The major sharding processes of all the three ShardingSphere products are identical. According to whether query optimization is performed, they can be divided into standard kernel process and federation executor engine process. The standard kernel process consists of SQL Parse => SQL Route => SQL Rewrite => SQL Execute => Result Merge, which is used to process SQL execution in standard sharding scenarios. The federation executor engine process consists of SQL Parse => Logical Plan Optimize => Physical Plan Optimize => Plan Execute => Standard Kernel Process. The federation executor engine perform logical plan optimization and physical plan optimization. In the optimization execution phase, it relies on the standard kernel process to route, rewrite, execute, and merge the optimized logical SQL.

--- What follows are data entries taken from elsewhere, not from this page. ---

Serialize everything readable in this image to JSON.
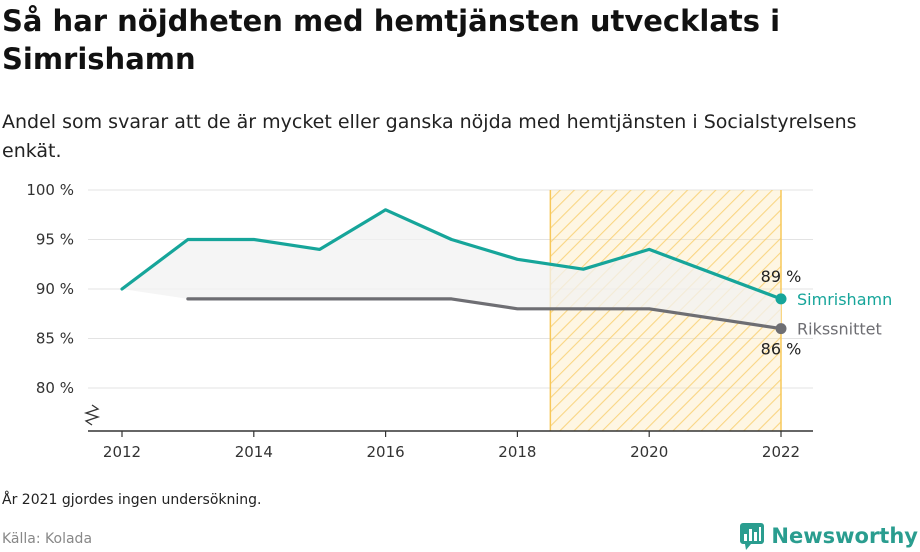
{
  "header": {
    "title": "Så har nöjdheten med hemtjänsten utvecklats i Simrishamn",
    "subtitle": "Andel som svarar att de är mycket eller ganska nöjda med hemtjänsten i Socialstyrelsens enkät."
  },
  "footer": {
    "note": "År 2021 gjordes ingen undersökning.",
    "source": "Källa: Kolada",
    "brand": "Newsworthy"
  },
  "colors": {
    "primary": "#16a59a",
    "secondary": "#6e6e73",
    "highlight_fill": "#fde6b0",
    "highlight_stroke": "#f7c85a",
    "area_fill": "#f2f2f2",
    "grid": "#e3e3e3"
  },
  "chart_data": {
    "type": "line",
    "x": [
      2012,
      2013,
      2014,
      2015,
      2016,
      2017,
      2018,
      2019,
      2020,
      2022
    ],
    "series": [
      {
        "name": "Simrishamn",
        "values": [
          90,
          95,
          95,
          94,
          98,
          95,
          93,
          92,
          94,
          89
        ],
        "end_label": "89 %"
      },
      {
        "name": "Rikssnittet",
        "values": [
          null,
          89,
          89,
          89,
          89,
          89,
          88,
          88,
          88,
          86
        ],
        "end_label": "86 %"
      }
    ],
    "xlim": [
      2012,
      2022
    ],
    "ylim": [
      80,
      100
    ],
    "yticks": [
      80,
      85,
      90,
      95,
      100
    ],
    "ytick_labels": [
      "80 %",
      "85 %",
      "90 %",
      "95 %",
      "100 %"
    ],
    "xticks": [
      2012,
      2014,
      2016,
      2018,
      2020,
      2022
    ],
    "xtick_labels": [
      "2012",
      "2014",
      "2016",
      "2018",
      "2020",
      "2022"
    ],
    "highlight_range": [
      2018.5,
      2022
    ],
    "broken_y_axis": true,
    "grid": true
  }
}
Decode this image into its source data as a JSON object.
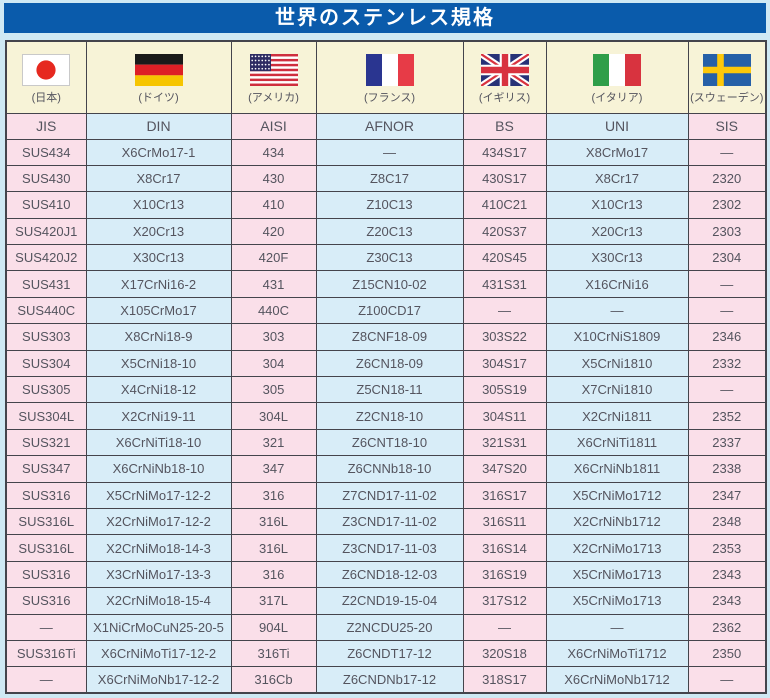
{
  "title": "世界のステンレス規格",
  "colors": {
    "page_bg": "#cfe9f4",
    "title_bar": "#0a5bab",
    "title_text": "#ffffff",
    "flag_row_bg": "#f7f3d7",
    "pink": "#fadfe9",
    "blue": "#d8edf8",
    "grid": "#44444c",
    "cell_text": "#54545e"
  },
  "table": {
    "countries": [
      {
        "label": "(日本)",
        "flag": "japan"
      },
      {
        "label": "(ドイツ)",
        "flag": "germany"
      },
      {
        "label": "(アメリカ)",
        "flag": "usa"
      },
      {
        "label": "(フランス)",
        "flag": "france"
      },
      {
        "label": "(イギリス)",
        "flag": "uk"
      },
      {
        "label": "(イタリア)",
        "flag": "italy"
      },
      {
        "label": "(スウェーデン)",
        "flag": "sweden"
      }
    ],
    "standards": [
      "JIS",
      "DIN",
      "AISI",
      "AFNOR",
      "BS",
      "UNI",
      "SIS"
    ],
    "rows": [
      [
        "SUS434",
        "X6CrMo17-1",
        "434",
        "—",
        "434S17",
        "X8CrMo17",
        "—"
      ],
      [
        "SUS430",
        "X8Cr17",
        "430",
        "Z8C17",
        "430S17",
        "X8Cr17",
        "2320"
      ],
      [
        "SUS410",
        "X10Cr13",
        "410",
        "Z10C13",
        "410C21",
        "X10Cr13",
        "2302"
      ],
      [
        "SUS420J1",
        "X20Cr13",
        "420",
        "Z20C13",
        "420S37",
        "X20Cr13",
        "2303"
      ],
      [
        "SUS420J2",
        "X30Cr13",
        "420F",
        "Z30C13",
        "420S45",
        "X30Cr13",
        "2304"
      ],
      [
        "SUS431",
        "X17CrNi16-2",
        "431",
        "Z15CN10-02",
        "431S31",
        "X16CrNi16",
        "—"
      ],
      [
        "SUS440C",
        "X105CrMo17",
        "440C",
        "Z100CD17",
        "—",
        "—",
        "—"
      ],
      [
        "SUS303",
        "X8CrNi18-9",
        "303",
        "Z8CNF18-09",
        "303S22",
        "X10CrNiS1809",
        "2346"
      ],
      [
        "SUS304",
        "X5CrNi18-10",
        "304",
        "Z6CN18-09",
        "304S17",
        "X5CrNi1810",
        "2332"
      ],
      [
        "SUS305",
        "X4CrNi18-12",
        "305",
        "Z5CN18-11",
        "305S19",
        "X7CrNi1810",
        "—"
      ],
      [
        "SUS304L",
        "X2CrNi19-11",
        "304L",
        "Z2CN18-10",
        "304S11",
        "X2CrNi1811",
        "2352"
      ],
      [
        "SUS321",
        "X6CrNiTi18-10",
        "321",
        "Z6CNT18-10",
        "321S31",
        "X6CrNiTi1811",
        "2337"
      ],
      [
        "SUS347",
        "X6CrNiNb18-10",
        "347",
        "Z6CNNb18-10",
        "347S20",
        "X6CrNiNb1811",
        "2338"
      ],
      [
        "SUS316",
        "X5CrNiMo17-12-2",
        "316",
        "Z7CND17-11-02",
        "316S17",
        "X5CrNiMo1712",
        "2347"
      ],
      [
        "SUS316L",
        "X2CrNiMo17-12-2",
        "316L",
        "Z3CND17-11-02",
        "316S11",
        "X2CrNiNb1712",
        "2348"
      ],
      [
        "SUS316L",
        "X2CrNiMo18-14-3",
        "316L",
        "Z3CND17-11-03",
        "316S14",
        "X2CrNiMo1713",
        "2353"
      ],
      [
        "SUS316",
        "X3CrNiMo17-13-3",
        "316",
        "Z6CND18-12-03",
        "316S19",
        "X5CrNiMo1713",
        "2343"
      ],
      [
        "SUS316",
        "X2CrNiMo18-15-4",
        "317L",
        "Z2CND19-15-04",
        "317S12",
        "X5CrNiMo1713",
        "2343"
      ],
      [
        "—",
        "X1NiCrMoCuN25-20-5",
        "904L",
        "Z2NCDU25-20",
        "—",
        "—",
        "2362"
      ],
      [
        "SUS316Ti",
        "X6CrNiMoTi17-12-2",
        "316Ti",
        "Z6CNDT17-12",
        "320S18",
        "X6CrNiMoTi1712",
        "2350"
      ],
      [
        "—",
        "X6CrNiMoNb17-12-2",
        "316Cb",
        "Z6CNDNb17-12",
        "318S17",
        "X6CrNiMoNb1712",
        "—"
      ]
    ]
  }
}
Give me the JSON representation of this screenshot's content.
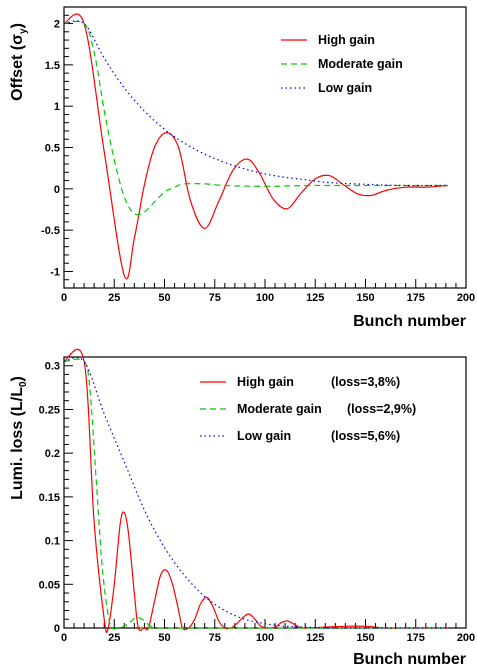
{
  "chart_data": [
    {
      "type": "line",
      "xlabel": "Bunch number",
      "ylabel": "Offset (σ",
      "ylabel_sub": "y",
      "ylabel_tail": ")",
      "xlim": [
        0,
        200
      ],
      "ylim": [
        -1.2,
        2.2
      ],
      "xticks": [
        0,
        25,
        50,
        75,
        100,
        125,
        150,
        175,
        200
      ],
      "yticks": [
        -1,
        -0.5,
        0,
        0.5,
        1,
        1.5,
        2
      ],
      "grid": false,
      "legend_position": "top-right",
      "series": [
        {
          "name": "High gain",
          "color": "#ff0000",
          "style": "solid",
          "x": [
            0,
            10,
            20,
            30,
            35,
            40,
            45,
            51,
            57,
            63,
            70,
            77,
            84,
            91,
            97,
            104,
            111,
            118,
            125,
            132,
            139,
            146,
            153,
            160,
            170,
            180,
            191
          ],
          "y": [
            2.0,
            2.0,
            0.45,
            -1.05,
            -0.6,
            0.05,
            0.5,
            0.68,
            0.5,
            -0.15,
            -0.48,
            -0.15,
            0.22,
            0.36,
            0.2,
            -0.12,
            -0.24,
            -0.05,
            0.12,
            0.16,
            0.05,
            -0.06,
            -0.08,
            -0.02,
            0.02,
            0.02,
            0.04
          ]
        },
        {
          "name": "Moderate gain",
          "color": "#00cc00",
          "style": "dashed",
          "x": [
            0,
            10,
            15,
            20,
            25,
            30,
            35,
            40,
            45,
            50,
            55,
            60,
            70,
            80,
            100,
            120,
            140,
            160,
            191
          ],
          "y": [
            2.0,
            2.0,
            1.65,
            0.95,
            0.35,
            -0.1,
            -0.3,
            -0.28,
            -0.16,
            -0.04,
            0.02,
            0.06,
            0.06,
            0.04,
            0.03,
            0.04,
            0.04,
            0.04,
            0.04
          ]
        },
        {
          "name": "Low gain",
          "color": "#0000ff",
          "style": "dotted",
          "x": [
            0,
            10,
            20,
            30,
            40,
            50,
            60,
            70,
            80,
            90,
            100,
            110,
            120,
            130,
            140,
            150,
            160,
            170,
            180,
            191
          ],
          "y": [
            2.0,
            2.0,
            1.58,
            1.22,
            0.94,
            0.72,
            0.55,
            0.42,
            0.32,
            0.24,
            0.18,
            0.14,
            0.11,
            0.08,
            0.065,
            0.055,
            0.045,
            0.04,
            0.04,
            0.04
          ]
        }
      ]
    },
    {
      "type": "line",
      "xlabel": "Bunch number",
      "ylabel": "Lumi. loss (L/L",
      "ylabel_sub": "0",
      "ylabel_tail": ")",
      "xlim": [
        0,
        200
      ],
      "ylim": [
        0,
        0.31
      ],
      "xticks": [
        0,
        25,
        50,
        75,
        100,
        125,
        150,
        175,
        200
      ],
      "yticks": [
        0,
        0.05,
        0.1,
        0.15,
        0.2,
        0.25,
        0.3
      ],
      "grid": false,
      "legend_position": "top-right",
      "series": [
        {
          "name": "High gain",
          "annotation": "(loss=3,8%)",
          "color": "#ff0000",
          "style": "solid",
          "x": [
            0,
            10,
            15,
            20,
            22,
            25,
            28,
            30,
            32,
            35,
            37,
            40,
            42,
            45,
            48,
            51,
            54,
            57,
            59,
            62,
            65,
            68,
            71,
            74,
            77,
            80,
            83,
            86,
            89,
            92,
            95,
            98,
            101,
            105,
            108,
            111,
            114,
            117,
            120,
            130,
            140,
            150,
            160,
            170,
            180,
            191
          ],
          "y": [
            0.305,
            0.305,
            0.12,
            0.01,
            0.0,
            0.05,
            0.12,
            0.132,
            0.11,
            0.04,
            0.0,
            0.0,
            0.0,
            0.03,
            0.06,
            0.066,
            0.05,
            0.02,
            0.0,
            0.0,
            0.01,
            0.028,
            0.035,
            0.025,
            0.008,
            0.0,
            0.0,
            0.005,
            0.012,
            0.016,
            0.01,
            0.002,
            0.0,
            0.001,
            0.006,
            0.008,
            0.005,
            0.001,
            0.0,
            0.001,
            0.002,
            0.002,
            0.0,
            0.0,
            0.0,
            0.0
          ]
        },
        {
          "name": "Moderate gain",
          "annotation": "(loss=2,9%)",
          "color": "#00cc00",
          "style": "dashed",
          "x": [
            0,
            10,
            13,
            16,
            19,
            22,
            24,
            27,
            30,
            33,
            36,
            39,
            42,
            45,
            50,
            191
          ],
          "y": [
            0.305,
            0.305,
            0.27,
            0.17,
            0.07,
            0.015,
            0.0,
            0.0,
            0.002,
            0.007,
            0.012,
            0.01,
            0.004,
            0.001,
            0.0,
            0.0
          ]
        },
        {
          "name": "Low gain",
          "annotation": "(loss=5,6%)",
          "color": "#0000ff",
          "style": "dotted",
          "x": [
            0,
            10,
            20,
            30,
            40,
            50,
            60,
            70,
            80,
            90,
            100,
            110,
            120,
            130,
            140,
            150,
            160,
            170,
            180,
            191
          ],
          "y": [
            0.305,
            0.305,
            0.245,
            0.19,
            0.135,
            0.092,
            0.06,
            0.036,
            0.02,
            0.01,
            0.005,
            0.002,
            0.001,
            0.0,
            0.0,
            0.0,
            0.0,
            0.0,
            0.0,
            0.0
          ]
        }
      ]
    }
  ]
}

Sharding Architecture Diagram

SQL Parsing

It is divided into lexical parsing and syntactic parsing. The lexical parser will split SQL into inseparable words, and then the syntactic parser will analyze SQL and extract the parsing context, which can include tables, options, ordering items, grouping items, aggregation functions, pagination information, query conditions and placeholders that may be revised.

SQL Route

It is the sharding strategy that matches users’ configurations according to the parsing context and the route path can be generated. It supports sharding route and broadcast route currently.

SQL Rewrite

It rewrites SQL as statement that can be rightly executed in the real database, and can be divided into correctness rewrite and optimization rewrite.

SQL Execution

Through multi-thread executor, it executes asynchronously.

Result Merger

It merges multiple execution result sets to output through unified JDBC interface. Result merger includes methods as stream merger, memory merger and addition merger using decorator merger.

Query Optimization

Supported by federation executor engine(under development), optimization is performed on complex query such as join query and subquery. It also supports distributed query across multiple database instances. It uses relational algebra internally to optimize query plan, and then get query result through the best query plan.